Apparently, OpenAI and Google have used the transcripts of YouTube videos for AI

Google and OpenAI have used YouTube video transcripts to train some of their AI models, according to a new report.

It appears that OpenAI and Google have used YouTube video transcripts to train their AI models; An action that can lead to violation of the copyright laws of content creators.


The New York Times report points to extensive efforts by OpenAI, Google and Meta to maximize the amount of data that can be used to train AI models.
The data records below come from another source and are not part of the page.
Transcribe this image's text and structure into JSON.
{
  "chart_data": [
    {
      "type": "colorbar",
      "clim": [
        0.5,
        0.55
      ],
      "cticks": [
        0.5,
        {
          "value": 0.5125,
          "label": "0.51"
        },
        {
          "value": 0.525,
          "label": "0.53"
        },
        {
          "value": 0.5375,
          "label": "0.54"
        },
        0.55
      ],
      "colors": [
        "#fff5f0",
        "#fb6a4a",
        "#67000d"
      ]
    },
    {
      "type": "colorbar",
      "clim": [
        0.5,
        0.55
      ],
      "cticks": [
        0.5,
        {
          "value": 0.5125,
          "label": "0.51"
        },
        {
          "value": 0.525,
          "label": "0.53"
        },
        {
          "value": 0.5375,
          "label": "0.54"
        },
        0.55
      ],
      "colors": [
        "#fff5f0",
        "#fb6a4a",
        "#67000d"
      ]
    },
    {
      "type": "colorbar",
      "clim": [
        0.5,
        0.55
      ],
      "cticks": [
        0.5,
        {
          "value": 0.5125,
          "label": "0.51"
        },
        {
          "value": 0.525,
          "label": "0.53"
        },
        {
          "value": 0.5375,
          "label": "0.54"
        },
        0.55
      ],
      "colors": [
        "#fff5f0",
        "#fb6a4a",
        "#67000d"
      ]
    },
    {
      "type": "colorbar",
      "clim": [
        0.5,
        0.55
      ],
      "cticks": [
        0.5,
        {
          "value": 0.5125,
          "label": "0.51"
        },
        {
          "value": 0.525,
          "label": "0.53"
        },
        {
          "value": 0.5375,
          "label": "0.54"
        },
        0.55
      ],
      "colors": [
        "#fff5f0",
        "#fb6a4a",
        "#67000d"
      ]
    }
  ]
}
This report was published just a few days after the interview of Neil Mohan, the CEO of YouTube with Bloomberg; An interview in which Mohan said that OpenAI's possible use of YouTube videos to train Sora's model is against the rules of this platform.


Using its voice recognition tool called Whisper, OpenAI is said to have converted more than a million hours of YouTube videos into text and used this data to train the powerful GPT-4 AI model.


The Information previously reported that OpenAI used YouTube videos and podcasts to train its two AI systems.


In an interview with the New York Times, Matt Bryant, Google's spokesperson, while referring to Google's rules that prohibit the unauthorized extraction or downloading of YouTube content, stated that she was unaware of OpenAI's use of this data.


Apparently, some people at Google knew that some companies were using YouTube data to train their AI models, but because Google was doing the same thing, they didn't take any action against OpenAI. Google says that in this context, it has only used the videos of channels that were satisfied to do so.


In June 2023, Google has requested one of its teams to update its privacy policy in order to use public content more widely, including Google Drive and Google Sheets documents, to train models and artificial intelligence products.